Es ist wichtig zu verstehen, dass der Körper sich am Lebensende verändert. Das Bedürfnis nach Nahrung und Flüssigkeit kann abnehmen. Versuche, den Patienten zu zwingen, zu essen oder zu trinken, können unnötiges Leid verursachen.
Ursachen für verminderte Nahrungs- und Flüssigkeitsaufnahme
Es gibt viele Gründe, warum ein Patient in der Palliativsituation weniger oder gar nichts mehr essen und trinken möchte. Krankheitsbedingte Symptome spielen oft eine Rolle. Mundtrockenheit, Übelkeit und Erbrechen können das Essen erschweren.
Auch Schmerzen, Verstopfung oder Schluckbeschwerden können Gründe sein. Manche Medikamente haben Appetitlosigkeit als Nebenwirkung. Darüber hinaus kann der Körper selbst durch den fortschreitenden Krankheitsprozess weniger Bedürfnis nach Nahrung und Flüssigkeit haben.
Die Rolle von künstlicher Ernährung und Flüssigkeitszufuhr
Künstliche Ernährung und Flüssigkeitszufuhr umfassen Methoden wie die Verabreichung von Flüssigkeit über einen intravenösen Zugang (IV) oder die Gabe von Nahrung über eine Sonde in den Magen (PEG-Sonde). Diese Maßnahmen werden oft in Betracht gezogen, wenn der Patient nicht mehr ausreichend oral versorgt werden kann.
Allerdings ist es wichtig zu beachten, dass künstliche Ernährung und Flüssigkeitszufuhr am Lebensende nicht immer die beste Option sind. Sie können Komplikationen verursachen. Sie können das Leiden des Patienten sogar verlängern.
Entscheidungsfindung in der Palliativmedizin
Die Entscheidung über Ernährung und Flüssigkeitszufuhr in der Palliativmedizin sollte immer in Absprache mit dem Patienten, seinen Angehörigen und dem behandelnden Ärzteteam getroffen werden. Der Wille des Patienten steht dabei im Vordergrund. Dieser Wille kann in einer Patientenverfügung festgehalten sein.
Das Ärzteteam wird die Vor- und Nachteile verschiedener Optionen erläutern. Sie werden die individuellen Umstände des Patienten berücksichtigen. Das Ziel ist, die bestmögliche Entscheidung für den Patienten zu treffen, um seine Lebensqualität zu erhalten oder zu verbessern.
Symptomkontrolle und alternative Maßnahmen
Wenn ein Patient nicht mehr essen und trinken kann, liegt der Fokus auf der Linderung von Symptomen. Mundtrockenheit kann durch regelmäßige Mundpflege und kleine Eiswürfel gelindert werden. Übelkeit und Erbrechen können mit Medikamenten behandelt werden.

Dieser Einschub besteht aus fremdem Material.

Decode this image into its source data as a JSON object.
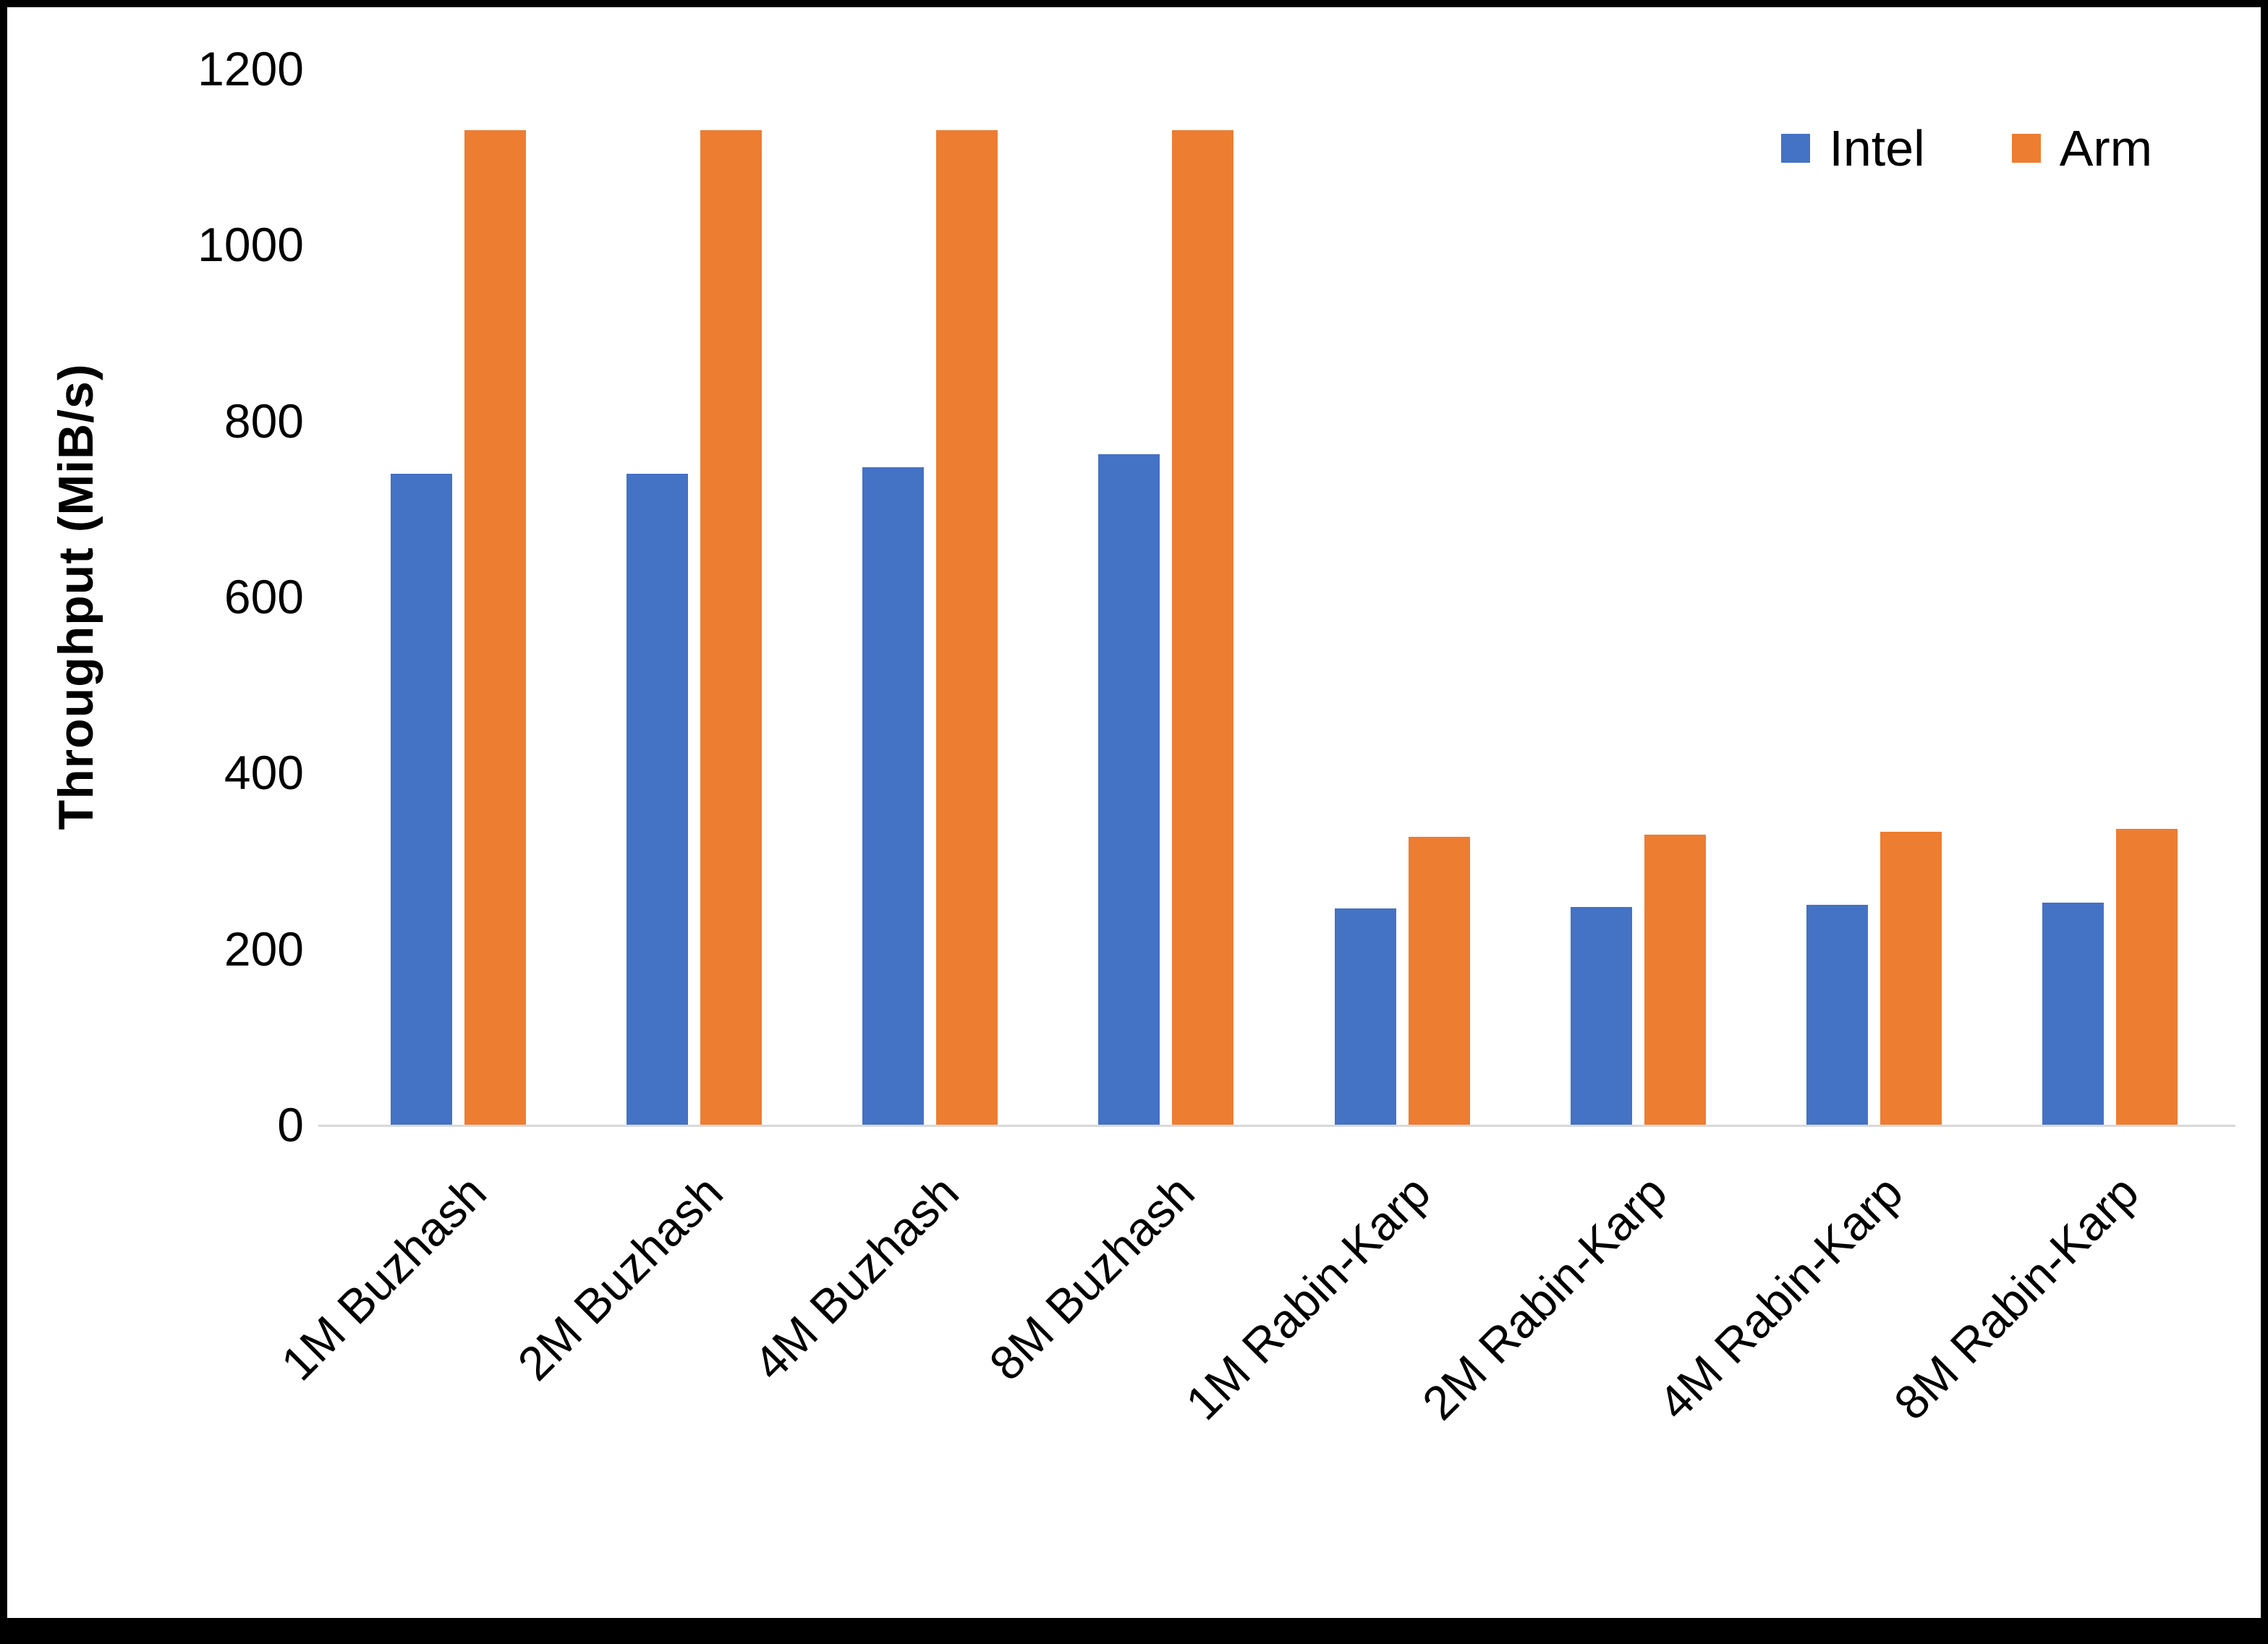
{
  "chart_data": {
    "type": "bar",
    "title": "",
    "xlabel": "",
    "ylabel": "Throughput (MiB/s)",
    "ylim": [
      0,
      1200
    ],
    "yticks": [
      0,
      200,
      400,
      600,
      800,
      1000,
      1200
    ],
    "grid": false,
    "legend_position": "top-right",
    "categories": [
      "1M Buzhash",
      "2M Buzhash",
      "4M Buzhash",
      "8M Buzhash",
      "1M Rabin-Karp",
      "2M Rabin-Karp",
      "4M Rabin-Karp",
      "8M Rabin-Karp"
    ],
    "series": [
      {
        "name": "Intel",
        "color": "#4472C4",
        "values": [
          740,
          740,
          747,
          762,
          246,
          247,
          250,
          252
        ]
      },
      {
        "name": "Arm",
        "color": "#ED7D31",
        "values": [
          1130,
          1130,
          1130,
          1130,
          327,
          330,
          333,
          336
        ]
      }
    ]
  }
}
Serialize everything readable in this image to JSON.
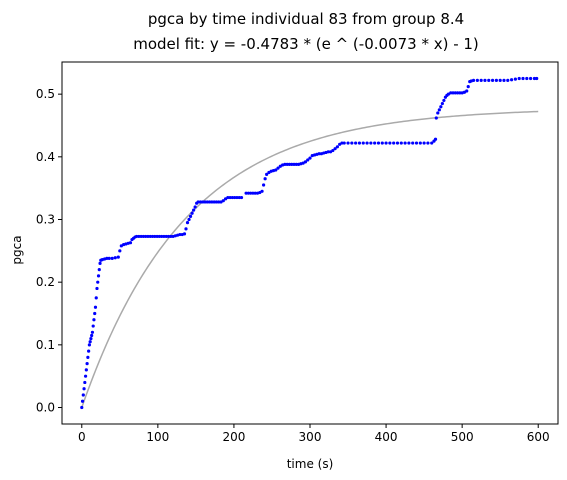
{
  "chart_data": {
    "type": "scatter",
    "title": "pgca by time individual 83 from group 8.4",
    "subtitle": "model fit: y = -0.4783 * (e ^ (-0.0073 * x) - 1)",
    "xlabel": "time (s)",
    "ylabel": "pgca",
    "xlim": [
      -26,
      626
    ],
    "ylim": [
      -0.0263,
      0.5513
    ],
    "xticks": [
      0,
      100,
      200,
      300,
      400,
      500,
      600
    ],
    "yticks": [
      0.0,
      0.1,
      0.2,
      0.3,
      0.4,
      0.5
    ],
    "xtick_labels": [
      "0",
      "100",
      "200",
      "300",
      "400",
      "500",
      "600"
    ],
    "ytick_labels": [
      "0.0",
      "0.1",
      "0.2",
      "0.3",
      "0.4",
      "0.5"
    ],
    "grid": false,
    "legend": "none",
    "series": [
      {
        "kind": "scatter",
        "color": "#0000ff",
        "points": [
          [
            0,
            0.0
          ],
          [
            1,
            0.01
          ],
          [
            2,
            0.02
          ],
          [
            3,
            0.03
          ],
          [
            4,
            0.04
          ],
          [
            5,
            0.05
          ],
          [
            6,
            0.06
          ],
          [
            7,
            0.07
          ],
          [
            8,
            0.08
          ],
          [
            9,
            0.09
          ],
          [
            10,
            0.1
          ],
          [
            11,
            0.105
          ],
          [
            12,
            0.11
          ],
          [
            13,
            0.115
          ],
          [
            14,
            0.12
          ],
          [
            15,
            0.13
          ],
          [
            16,
            0.14
          ],
          [
            17,
            0.15
          ],
          [
            18,
            0.16
          ],
          [
            19,
            0.175
          ],
          [
            20,
            0.19
          ],
          [
            21,
            0.2
          ],
          [
            22,
            0.21
          ],
          [
            23,
            0.22
          ],
          [
            24,
            0.23
          ],
          [
            25,
            0.235
          ],
          [
            27,
            0.236
          ],
          [
            30,
            0.237
          ],
          [
            33,
            0.238
          ],
          [
            36,
            0.238
          ],
          [
            40,
            0.238
          ],
          [
            44,
            0.239
          ],
          [
            48,
            0.24
          ],
          [
            50,
            0.25
          ],
          [
            52,
            0.258
          ],
          [
            55,
            0.26
          ],
          [
            58,
            0.261
          ],
          [
            61,
            0.262
          ],
          [
            64,
            0.263
          ],
          [
            66,
            0.268
          ],
          [
            68,
            0.27
          ],
          [
            70,
            0.272
          ],
          [
            72,
            0.273
          ],
          [
            75,
            0.273
          ],
          [
            78,
            0.273
          ],
          [
            81,
            0.273
          ],
          [
            84,
            0.273
          ],
          [
            87,
            0.273
          ],
          [
            90,
            0.273
          ],
          [
            93,
            0.273
          ],
          [
            96,
            0.273
          ],
          [
            99,
            0.273
          ],
          [
            102,
            0.273
          ],
          [
            105,
            0.273
          ],
          [
            108,
            0.273
          ],
          [
            111,
            0.273
          ],
          [
            114,
            0.273
          ],
          [
            117,
            0.273
          ],
          [
            120,
            0.273
          ],
          [
            123,
            0.274
          ],
          [
            126,
            0.275
          ],
          [
            129,
            0.276
          ],
          [
            132,
            0.276
          ],
          [
            135,
            0.277
          ],
          [
            137,
            0.285
          ],
          [
            139,
            0.295
          ],
          [
            141,
            0.3
          ],
          [
            143,
            0.305
          ],
          [
            145,
            0.31
          ],
          [
            147,
            0.315
          ],
          [
            149,
            0.32
          ],
          [
            151,
            0.326
          ],
          [
            153,
            0.328
          ],
          [
            156,
            0.328
          ],
          [
            159,
            0.328
          ],
          [
            162,
            0.328
          ],
          [
            165,
            0.328
          ],
          [
            168,
            0.328
          ],
          [
            171,
            0.328
          ],
          [
            174,
            0.328
          ],
          [
            177,
            0.328
          ],
          [
            180,
            0.328
          ],
          [
            183,
            0.328
          ],
          [
            186,
            0.33
          ],
          [
            189,
            0.333
          ],
          [
            192,
            0.335
          ],
          [
            195,
            0.335
          ],
          [
            198,
            0.335
          ],
          [
            201,
            0.335
          ],
          [
            204,
            0.335
          ],
          [
            207,
            0.335
          ],
          [
            210,
            0.335
          ],
          [
            216,
            0.342
          ],
          [
            219,
            0.342
          ],
          [
            222,
            0.342
          ],
          [
            225,
            0.342
          ],
          [
            228,
            0.342
          ],
          [
            231,
            0.342
          ],
          [
            234,
            0.343
          ],
          [
            237,
            0.345
          ],
          [
            239,
            0.355
          ],
          [
            241,
            0.365
          ],
          [
            243,
            0.372
          ],
          [
            246,
            0.375
          ],
          [
            249,
            0.377
          ],
          [
            252,
            0.378
          ],
          [
            255,
            0.379
          ],
          [
            258,
            0.382
          ],
          [
            261,
            0.385
          ],
          [
            264,
            0.387
          ],
          [
            267,
            0.388
          ],
          [
            270,
            0.388
          ],
          [
            273,
            0.388
          ],
          [
            276,
            0.388
          ],
          [
            279,
            0.388
          ],
          [
            282,
            0.388
          ],
          [
            285,
            0.388
          ],
          [
            288,
            0.389
          ],
          [
            291,
            0.39
          ],
          [
            294,
            0.392
          ],
          [
            297,
            0.395
          ],
          [
            300,
            0.398
          ],
          [
            303,
            0.402
          ],
          [
            306,
            0.403
          ],
          [
            309,
            0.404
          ],
          [
            312,
            0.405
          ],
          [
            315,
            0.405
          ],
          [
            318,
            0.406
          ],
          [
            321,
            0.407
          ],
          [
            324,
            0.408
          ],
          [
            327,
            0.408
          ],
          [
            330,
            0.41
          ],
          [
            333,
            0.413
          ],
          [
            336,
            0.416
          ],
          [
            339,
            0.42
          ],
          [
            342,
            0.422
          ],
          [
            345,
            0.422
          ],
          [
            350,
            0.422
          ],
          [
            355,
            0.422
          ],
          [
            360,
            0.422
          ],
          [
            365,
            0.422
          ],
          [
            370,
            0.422
          ],
          [
            375,
            0.422
          ],
          [
            380,
            0.422
          ],
          [
            385,
            0.422
          ],
          [
            390,
            0.422
          ],
          [
            395,
            0.422
          ],
          [
            400,
            0.422
          ],
          [
            405,
            0.422
          ],
          [
            410,
            0.422
          ],
          [
            415,
            0.422
          ],
          [
            420,
            0.422
          ],
          [
            425,
            0.422
          ],
          [
            430,
            0.422
          ],
          [
            435,
            0.422
          ],
          [
            440,
            0.422
          ],
          [
            445,
            0.422
          ],
          [
            450,
            0.422
          ],
          [
            455,
            0.422
          ],
          [
            460,
            0.422
          ],
          [
            463,
            0.425
          ],
          [
            465,
            0.428
          ],
          [
            466,
            0.462
          ],
          [
            468,
            0.47
          ],
          [
            470,
            0.475
          ],
          [
            472,
            0.48
          ],
          [
            474,
            0.485
          ],
          [
            476,
            0.49
          ],
          [
            478,
            0.495
          ],
          [
            480,
            0.498
          ],
          [
            482,
            0.5
          ],
          [
            485,
            0.502
          ],
          [
            488,
            0.502
          ],
          [
            491,
            0.502
          ],
          [
            494,
            0.502
          ],
          [
            497,
            0.502
          ],
          [
            500,
            0.502
          ],
          [
            503,
            0.503
          ],
          [
            506,
            0.505
          ],
          [
            508,
            0.512
          ],
          [
            510,
            0.52
          ],
          [
            512,
            0.521
          ],
          [
            515,
            0.522
          ],
          [
            520,
            0.522
          ],
          [
            525,
            0.522
          ],
          [
            530,
            0.522
          ],
          [
            535,
            0.522
          ],
          [
            540,
            0.522
          ],
          [
            545,
            0.522
          ],
          [
            550,
            0.522
          ],
          [
            555,
            0.522
          ],
          [
            560,
            0.522
          ],
          [
            565,
            0.523
          ],
          [
            570,
            0.524
          ],
          [
            575,
            0.525
          ],
          [
            580,
            0.525
          ],
          [
            585,
            0.525
          ],
          [
            590,
            0.525
          ],
          [
            595,
            0.525
          ],
          [
            598,
            0.525
          ]
        ]
      },
      {
        "kind": "line",
        "color": "#aaaaaa",
        "a": 0.4783,
        "b": 0.0073,
        "x_range": [
          0,
          600
        ]
      }
    ]
  }
}
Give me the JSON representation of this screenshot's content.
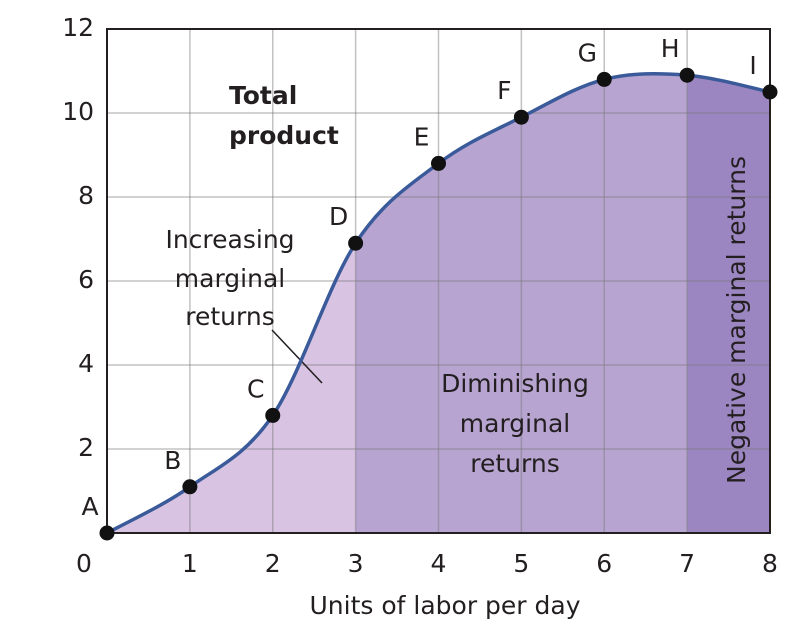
{
  "chart_data": {
    "type": "line",
    "annotation": [
      "Total",
      "product"
    ],
    "x_label": "Units of labor per day",
    "x": [
      0,
      1,
      2,
      3,
      4,
      5,
      6,
      7,
      8
    ],
    "values": [
      0,
      1.1,
      2.8,
      6.9,
      8.8,
      9.9,
      10.8,
      10.9,
      10.5
    ],
    "point_labels": [
      "A",
      "B",
      "C",
      "D",
      "E",
      "F",
      "G",
      "H",
      "I"
    ],
    "color": "#3a5a9a",
    "xlim": [
      0,
      8
    ],
    "ylim": [
      0,
      12
    ],
    "xticks": [
      0,
      1,
      2,
      3,
      4,
      5,
      6,
      7,
      8
    ],
    "yticks": [
      2,
      4,
      6,
      8,
      10,
      12
    ],
    "grid": true,
    "regions": [
      {
        "from": 0,
        "to": 3,
        "label": [
          "Increasing",
          "marginal",
          "returns"
        ],
        "color": "#d8c3e2"
      },
      {
        "from": 3,
        "to": 7,
        "label": [
          "Diminishing",
          "marginal",
          "returns"
        ],
        "color": "#b7a4d1"
      },
      {
        "from": 7,
        "to": 8,
        "label": [
          "Negative marginal returns"
        ],
        "color": "#9c86c2"
      }
    ]
  }
}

Kleine Mengen an Flüssigkeit oder leicht verdauliche Nahrungsmittel können angeboten werden, wenn der Patient dies wünscht. Die Angehörigen können sich darauf konzentrieren, dem Patienten Trost und Geborgenheit zu geben. Eine liebevolle Umgebung und die Erfüllung anderer Bedürfnisse sind am Lebensende oft wichtiger als Essen und Trinken.
Fazit
Die Entscheidung über Ernährung und Flüssigkeitszufuhr in der Palliativmedizin ist komplex und individuell. Es gibt keine allgemeingültige Antwort. Die Bedürfnisse und Wünsche des Patienten sind entscheidend.
Eine offene Kommunikation zwischen Patient, Angehörigen und dem medizinischen Team ist unerlässlich. Die Symptomkontrolle und die Verbesserung der Lebensqualität stehen im Vordergrund. Es geht darum, dem Patienten ein würdevolles und friedliches Lebensende zu ermöglichen.